Grâce à cette conjonction favorable, certaines d’entre elles ont pu passer au-dessus de la tête des éditeurs engoncés dans leurs habitudes machistes. L’exemple le plus éclatant est certainement celui de Pénélope Bagieu.
La longue histoire de Pénélope
La légende veut que ce soit un blog qui l’ait fait connaître. Mais auparavant, la jeune femme avait déjà en poche un diplôme de l’École nationale supérieure des arts décoratifs, avec une spécialisation dans l’animation et le multimédia, réalisé un court métrage d’animation passé sur Canal + nominé à Amiens et à Annecy et développé une sacrée expérience dans la publicité avec une campagne déclinée dans la presse, la télé et Internet.
Grâce à son Blog autobiographique Pénélope Jolicoeur (2007), l’éditeur Jean-Claude Gawsewitch la repère et la publie dans sa collection « tendance fille » avec son premier album, recueil de ses pages publiées sur Internet :Ma Vie est tout-à-fait passionnante (2008).
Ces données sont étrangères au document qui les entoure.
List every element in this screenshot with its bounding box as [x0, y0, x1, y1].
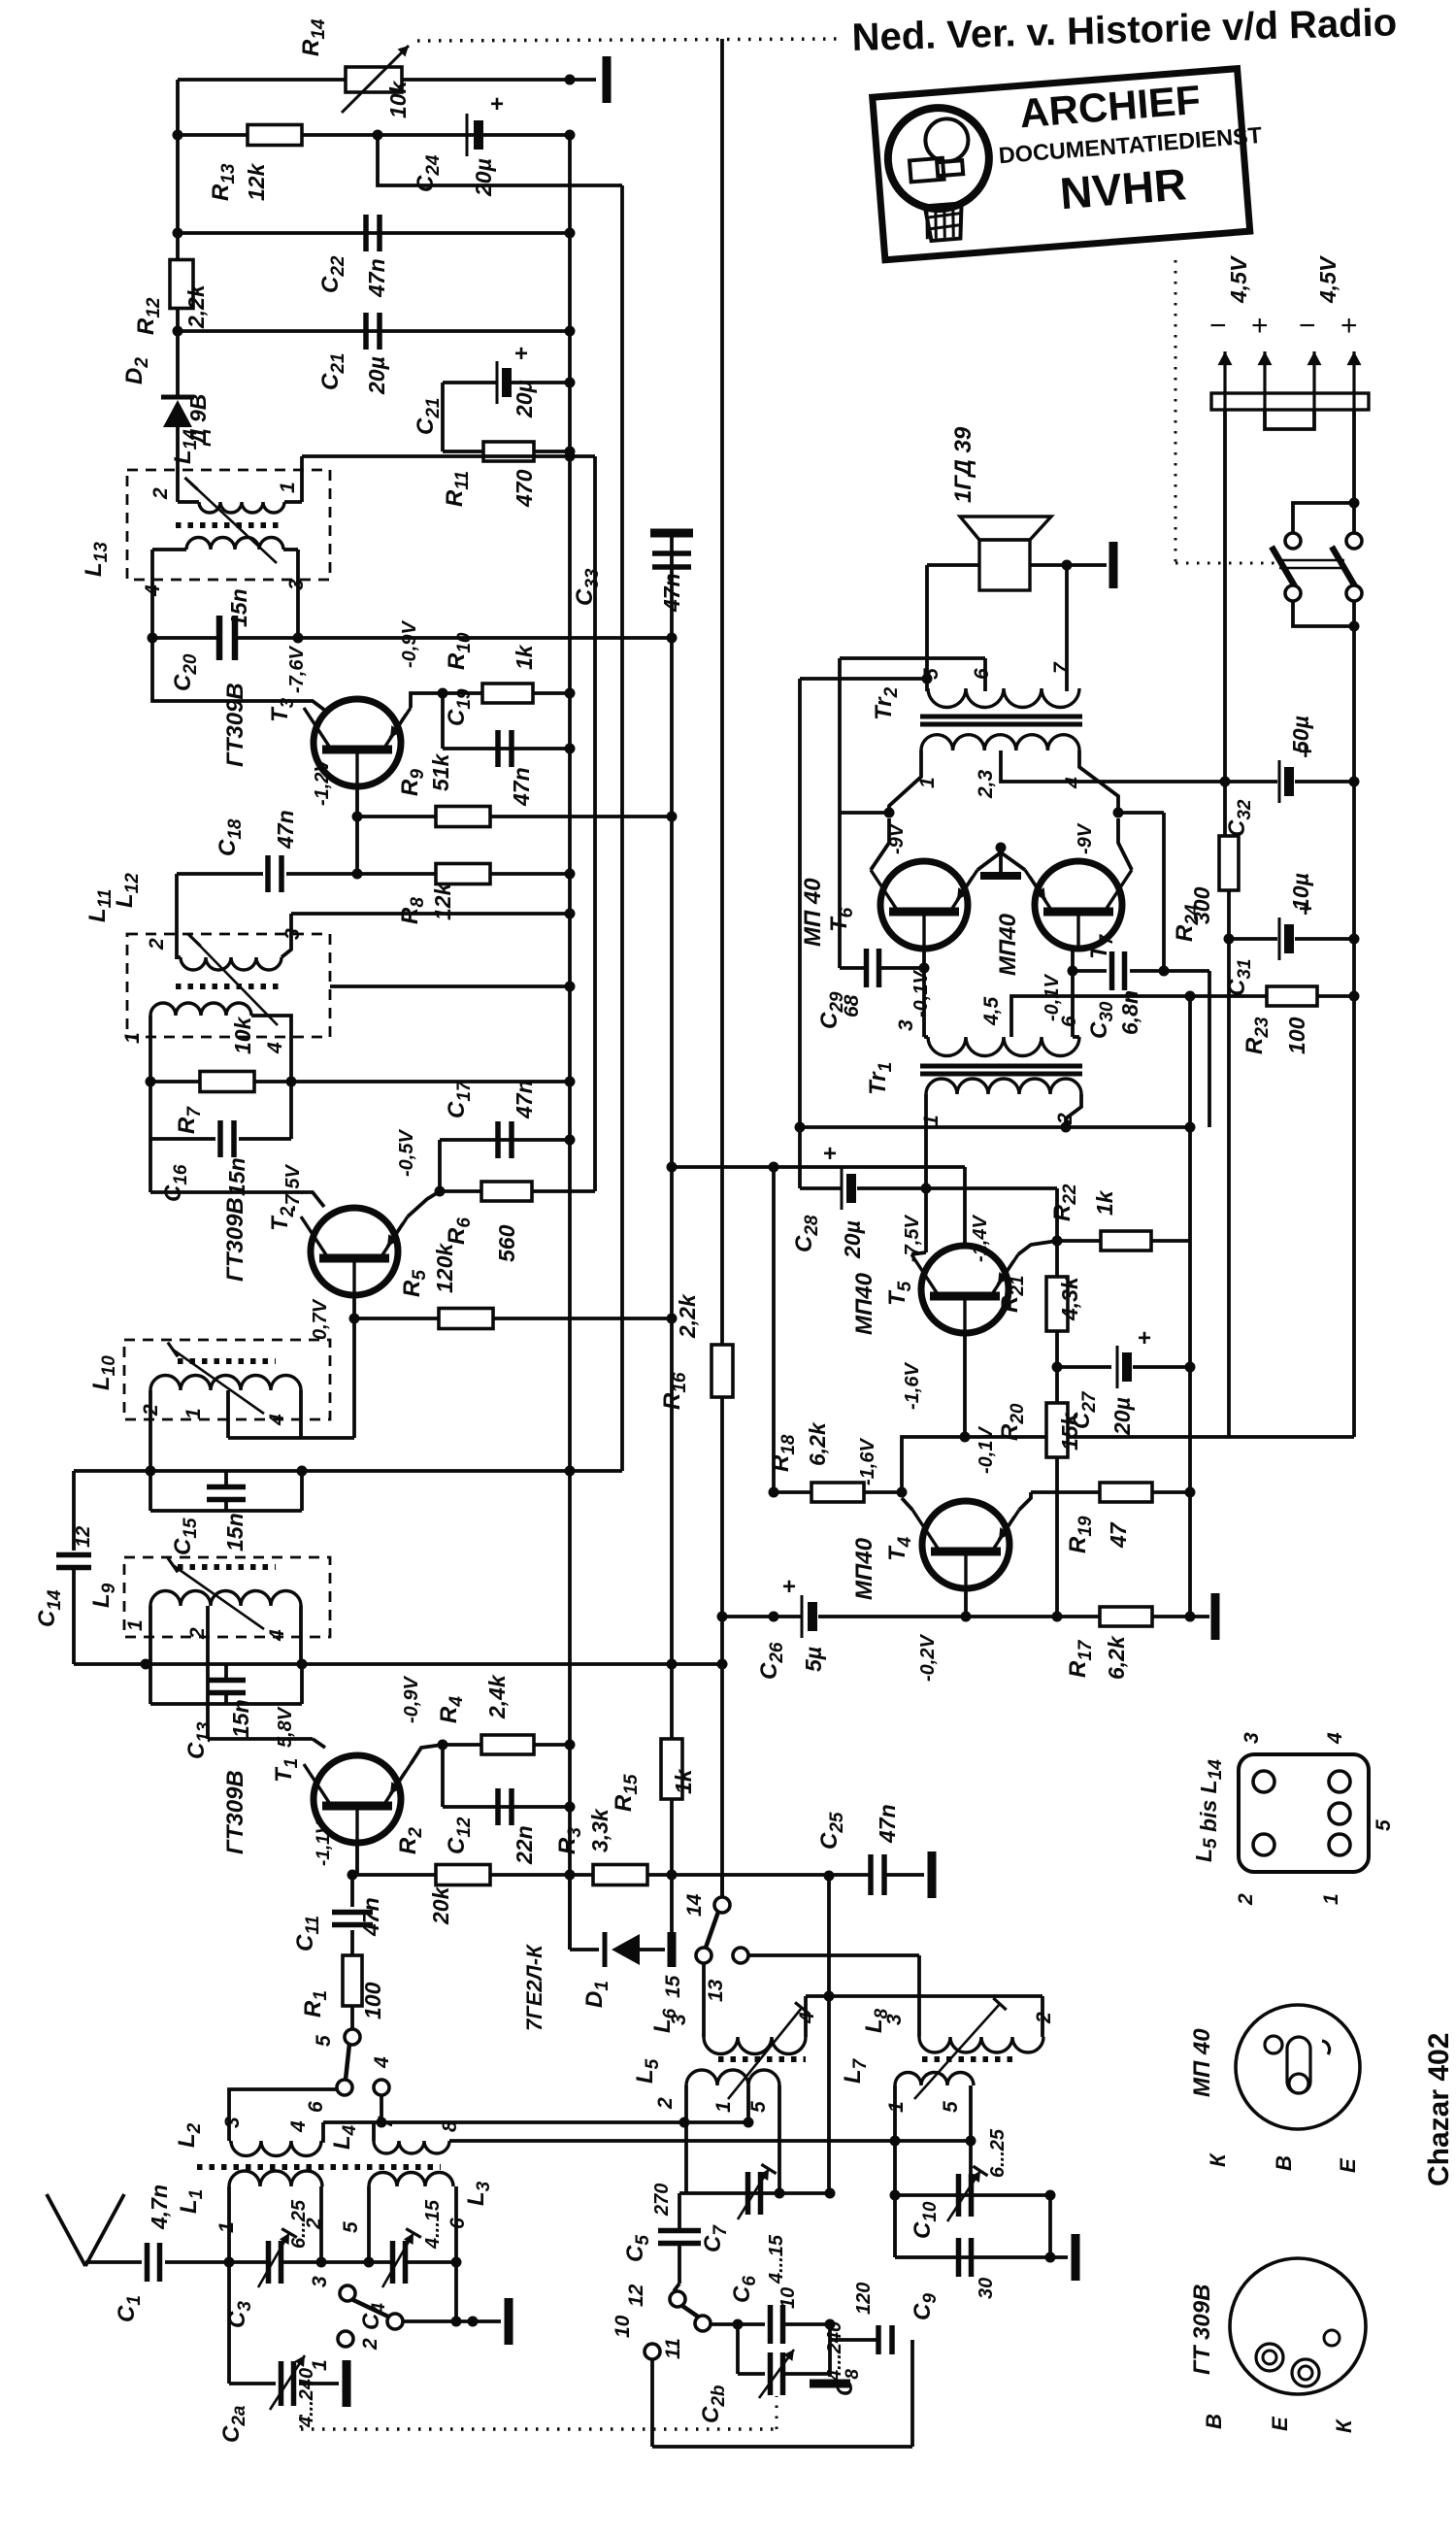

Une version en livre de poche et deux autres volumes issus de pages publiées dans la presse magazine : Joséphine, suivront. Elle multiplie les contrats d’illustration pour First ou Micro Application/Femme actuelle et devient la coqueluche des médias. C’est l’ascension de la star des blogs. Elle en arrive même à signer une ligne de lingerie.
Elle publie ces jours-ci chez Gallimard dans Bayou, la collection de Joann Sfar, Cadavres exquis où elle s’applique à raconter pour la première fois une histoire longue racontant une intrigue amoureuse dans le milieu littéraire d’aujourd’hui. La vie y est source du roman et le roman, une raison de vivre. C’est délicieusement raconté, le trait est observé, à la fois profond et léger.
Les souvenirs de Madeleine
Pas moins intéressant est le parcours de Madeleine Martin qui publie de façon contemporaine Les Madeleines de Mady chez Delcourt. Aucun parcours artistique : un Bac +5 avec du droit et de la communication. Sortie de l’université, elle se laisse envahir par son « à-côté passionnel », le dessin. Des rencontres l’amènent à faire de l’illustration et à tracer sa voie dans les arts appliqués : piges pour des magazines de graphisme, design pour des jeux vidéo, création dans des boîtes de pub. Mais elle trouve qu’elle tourne en rond artistiquement. Le Blog lui offre l’occasion de ses expérimentations graphiques et surtout d’envisager la narration, elle qui, jusqu’à présent, se cantonnait essentiellement dans l’illustration.
Elle croise David Chauvel, éditeur chez Delcourt, dans un salon de BD et lui envoie un lien. Le Blog séduit et l’éditeur lui propose de publier un livre.
Entre le Blog et l’imprimé, il y a une refonte complète et de nombreux bonus. « L’éditeur a eu un grand rôle de soutien, dit-elle. Il a restructuré l’ouvrage, m’a aidée dans ma sélection. C’était ma première expérience dans la BD donc, forcément, il m’a appris plein de choses… »
L’ouvrage fonctionne sur le principe du Daily Candy ou de la Madeleine de Proust : chaque petite note retient une anecdote agréable, furtive, qui fait sourire. Le dessin est sans façon ni chichi, mais incroyablement précis et juste.
« Les Blogs ont répondu à une attente d’un public qui était jusque là insatisfaite jusqu’à ce que les Blogs de fille arrivent, cela me paraît évident, » analyse Madeleine Martin.
Cette proposition nouvelle se démarque aussi bien dans le ton que dans l’expression graphique. On ne sait si la tendance sera pérenne, mais elle est à coup sûr, le miroir du temps.